X = final_df['processed_text'].values
y = final_df['Emotion'].values

X_train, X_test, y_train, y_test = train_test_split(X,y, random_state=100, test_size=0.3)

**Step-9:** Doing vectorization for training and testing data

In [21]:
# Extract features using TFIDF Vectorizer

vectorizer = TfidfVectorizer(max_features=1000)
X_train_idf = vectorizer.fit_transform(X_train)
X_test_idf = vectorizer.transform(X_test)

In [24]:
# Print idf values
df_idf = pd.DataFrame(vectorizer.idf_, index=vectorizer.get_feature_names_out(),columns=["idf_weights"])
# Sort ascending
df_idf.sort_values(by=['idf_weights'],ascending = False).head()

Unnamed: 0,idf_weights
blah,7.758809
chest,7.684701
pregnant,7.433387
computer,7.379319
dream,7.379319


**Step-10:** Model building(generate asked model) and model evaluation

In [25]:
# Perform Multinomial Naive Bayes Classification
# Apply MultinomialNB on training data
mnb = MultinomialNB()
mnb.fit(X_train_idf, y_train)

In [26]:
# Predict polarity by fitting the model to testing data
pred_mnb = mnb.predict(X_test_idf)

# Calculate accuracy of predicted values
acc = accuracy_score(y_test, pred_mnb)


results = pd.DataFrame([['Multinomial Naive Bayes', acc]],
               columns = ['Model', 'Accuracy'])

print(results)

                     Model  Accuracy
0  Multinomial Naive Bayes  0.740625


In [27]:
# Perform Random Forest classification on the processed data and compare the accuracy score of both these models

# Random Forest Classifier with 'gini'

from sklearn.ensemble import RandomForestClassifier
clf_rf = RandomForestClassifier()
clf_rf.fit(X_train_idf, y_train)

# Predict using testing data
y_pred_rf = clf_rf.predict(X_test_idf)

# Calculate accuracy
acc = accuracy_score(y_test, y_pred_rf)

model_results = pd.DataFrame([['Random Forest(Gini)', acc]],
               columns = ['Model', 'Accuracy'])

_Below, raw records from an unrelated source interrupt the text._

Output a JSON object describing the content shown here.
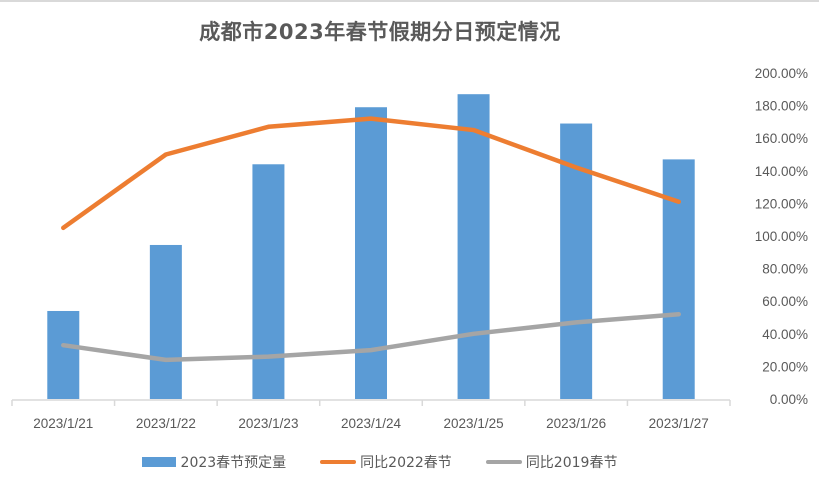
{
  "chart_data": {
    "type": "bar+line",
    "title": "成都市2023年春节假期分日预定情况",
    "categories": [
      "2023/1/21",
      "2023/1/22",
      "2023/1/23",
      "2023/1/24",
      "2023/1/25",
      "2023/1/26",
      "2023/1/27"
    ],
    "series": [
      {
        "name": "2023春节预定量",
        "type": "bar",
        "axis": "primary (hidden, no tick labels)",
        "color": "#5B9BD5",
        "values_relative": [
          54,
          94.5,
          144,
          179,
          187,
          169,
          147
        ]
      },
      {
        "name": "同比2022春节",
        "type": "line",
        "axis": "secondary",
        "color": "#ED7D31",
        "values": [
          105,
          150,
          167,
          172,
          165,
          142,
          121
        ]
      },
      {
        "name": "同比2019春节",
        "type": "line",
        "axis": "secondary",
        "color": "#A5A5A5",
        "values": [
          33,
          24,
          26,
          30,
          40,
          47,
          52
        ]
      }
    ],
    "xlabel": "",
    "ylabel": "",
    "y2_ticks": [
      "0.00%",
      "20.00%",
      "40.00%",
      "60.00%",
      "80.00%",
      "100.00%",
      "120.00%",
      "140.00%",
      "160.00%",
      "180.00%",
      "200.00%"
    ],
    "y2lim": [
      0,
      200
    ],
    "grid": false,
    "legend_position": "bottom"
  },
  "legend": [
    {
      "label": "2023春节预定量",
      "kind": "bar",
      "color": "#5B9BD5"
    },
    {
      "label": "同比2022春节",
      "kind": "line",
      "color": "#ED7D31"
    },
    {
      "label": "同比2019春节",
      "kind": "line",
      "color": "#A5A5A5"
    }
  ]
}
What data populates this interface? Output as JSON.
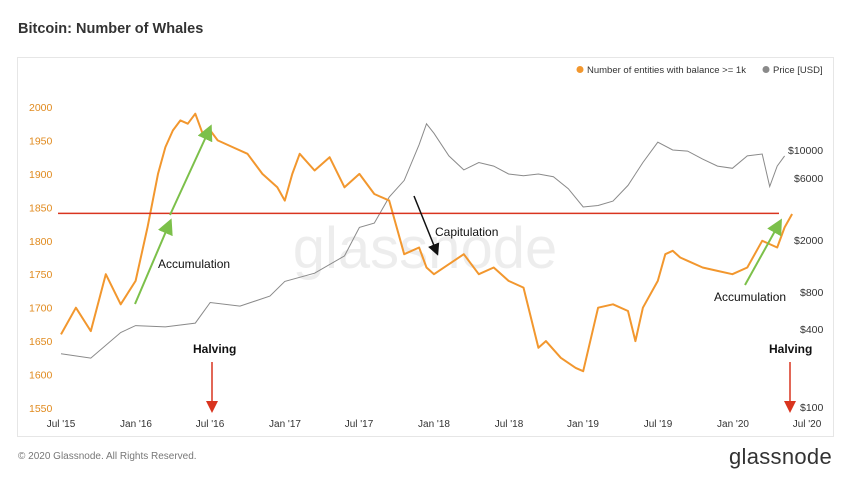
{
  "page": {
    "title": "Bitcoin: Number of Whales",
    "copyright": "© 2020 Glassnode. All Rights Reserved.",
    "brand": "glassnode",
    "watermark": "glassnode"
  },
  "chart_data": {
    "type": "line",
    "title": "Bitcoin: Number of Whales",
    "colors": {
      "whales": "#f2972e",
      "price": "#8a8a8a",
      "threshold": "#d9341f",
      "accumulation": "#7cc04a"
    },
    "legend": {
      "placement": "top-right",
      "entries": [
        "Number of entities with balance >= 1k",
        "Price [USD]"
      ]
    },
    "x_ticks": [
      "Jul '15",
      "Jan '16",
      "Jul '16",
      "Jan '17",
      "Jul '17",
      "Jan '18",
      "Jul '18",
      "Jan '19",
      "Jul '19",
      "Jan '20",
      "Jul '20"
    ],
    "y_left": {
      "ticks": [
        "1550",
        "1600",
        "1650",
        "1700",
        "1750",
        "1800",
        "1850",
        "1900",
        "1950",
        "2000"
      ],
      "range": [
        1550,
        2000
      ]
    },
    "y_right": {
      "ticks": [
        "$100",
        "$400",
        "$800",
        "$2000",
        "$6000",
        "$10000"
      ],
      "scale": "log"
    },
    "series": [
      {
        "name": "Number of entities with balance >= 1k",
        "axis": "left",
        "x": [
          2015.5,
          2015.6,
          2015.7,
          2015.8,
          2015.9,
          2016.0,
          2016.08,
          2016.15,
          2016.2,
          2016.25,
          2016.3,
          2016.35,
          2016.4,
          2016.45,
          2016.5,
          2016.55,
          2016.65,
          2016.75,
          2016.85,
          2016.95,
          2017.0,
          2017.05,
          2017.1,
          2017.2,
          2017.3,
          2017.4,
          2017.5,
          2017.6,
          2017.7,
          2017.8,
          2017.9,
          2017.95,
          2018.0,
          2018.1,
          2018.2,
          2018.3,
          2018.4,
          2018.5,
          2018.6,
          2018.7,
          2018.75,
          2018.85,
          2018.95,
          2019.0,
          2019.1,
          2019.2,
          2019.3,
          2019.35,
          2019.4,
          2019.5,
          2019.55,
          2019.6,
          2019.65,
          2019.7,
          2019.8,
          2019.9,
          2020.0,
          2020.1,
          2020.2,
          2020.3,
          2020.35,
          2020.4
        ],
        "y": [
          1660,
          1700,
          1665,
          1750,
          1705,
          1740,
          1820,
          1900,
          1940,
          1965,
          1980,
          1975,
          1990,
          1960,
          1965,
          1950,
          1940,
          1930,
          1900,
          1880,
          1860,
          1900,
          1930,
          1905,
          1925,
          1880,
          1900,
          1870,
          1860,
          1780,
          1790,
          1760,
          1750,
          1765,
          1780,
          1750,
          1760,
          1740,
          1730,
          1640,
          1650,
          1625,
          1610,
          1605,
          1700,
          1705,
          1695,
          1650,
          1700,
          1740,
          1780,
          1785,
          1775,
          1770,
          1760,
          1755,
          1750,
          1760,
          1800,
          1790,
          1820,
          1840
        ]
      },
      {
        "name": "Price [USD]",
        "axis": "right",
        "x": [
          2015.5,
          2015.7,
          2015.9,
          2016.0,
          2016.2,
          2016.4,
          2016.5,
          2016.7,
          2016.9,
          2017.0,
          2017.2,
          2017.4,
          2017.5,
          2017.6,
          2017.7,
          2017.8,
          2017.9,
          2017.95,
          2018.0,
          2018.1,
          2018.2,
          2018.3,
          2018.4,
          2018.5,
          2018.6,
          2018.7,
          2018.8,
          2018.9,
          2019.0,
          2019.1,
          2019.2,
          2019.3,
          2019.4,
          2019.5,
          2019.6,
          2019.7,
          2019.8,
          2019.9,
          2020.0,
          2020.1,
          2020.2,
          2020.25,
          2020.3,
          2020.35
        ],
        "y": [
          260,
          240,
          380,
          430,
          420,
          450,
          650,
          610,
          730,
          950,
          1100,
          1500,
          2500,
          2700,
          4300,
          5800,
          11000,
          16000,
          13500,
          9000,
          7000,
          8000,
          7500,
          6500,
          6300,
          6500,
          6200,
          5000,
          3600,
          3700,
          4000,
          5300,
          8000,
          11500,
          10000,
          9800,
          8500,
          7500,
          7200,
          9000,
          9300,
          5200,
          7500,
          9000
        ]
      }
    ],
    "threshold_line": 1841,
    "annotations": [
      "Accumulation",
      "Capitulation",
      "Accumulation",
      "Halving",
      "Halving"
    ]
  }
}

results = results.append(model_results, ignore_index = True)
print(results)

                     Model  Accuracy
0  Multinomial Naive Bayes  0.740625
1      Random Forest(Gini)  0.831667


  results = results.append(model_results, ignore_index = True)


In [28]:
# Random Forest Classifier with 'entropy'

from sklearn.ensemble import RandomForestClassifier
clf_rf = RandomForestClassifier(criterion='entropy')
clf_rf.fit(X_train_idf, y_train)

# Predict using testing data
y_pred_rf = clf_rf.predict(X_test_idf)

# Calculate accuracy
acc = accuracy_score(y_test, y_pred_rf)

model_results = pd.DataFrame([['Random Forest(Entropy)', acc]],
               columns = ['Model', 'Accuracy'])

results = results.append(model_results, ignore_index = True)


  results = results.append(model_results, ignore_index = True)


In [29]:
#svm model
from sklearn.svm import SVC
clf_svc = SVC()
clf_rf.fit(X_train_idf, y_train)

# Predict using testing data
y_pred_rf = clf_rf.predict(X_test_idf)

# Calculate accuracy
acc = accuracy_score(y_test, y_pred_rf)

model_results = pd.DataFrame([['SVC by SVM ', acc]],
               columns = ['Model', 'Accuracy'])

results = results.append(model_results, ignore_index = True)
print(results)

                     Model  Accuracy
0  Multinomial Naive Bayes  0.740625
1      Random Forest(Gini)  0.831667
2   Random Forest(Entropy)  0.809167
3              SVC by SVM   0.811667


  results = results.append(model_results, ignore_index = True)


In [30]:
# Display confusion matrix for Random Forest

confusion_matrix(y_test,y_pred_rf) ### Confusion matrix for Random Forest

array([[ 499,   15,   65,    4,   28,    0],
       [  23,  448,   92,    5,   30,   17],
       [  18,   11, 1465,   47,   52,   10],
       [   4,    3,   83,  280,    3,    0],
       [  39,   39,  225,   14, 1083,    7],
       [   0,   39,   25,    0,    6,  121]], dtype=int64)

**Conclusion** : Random forrest classifier has performed the best.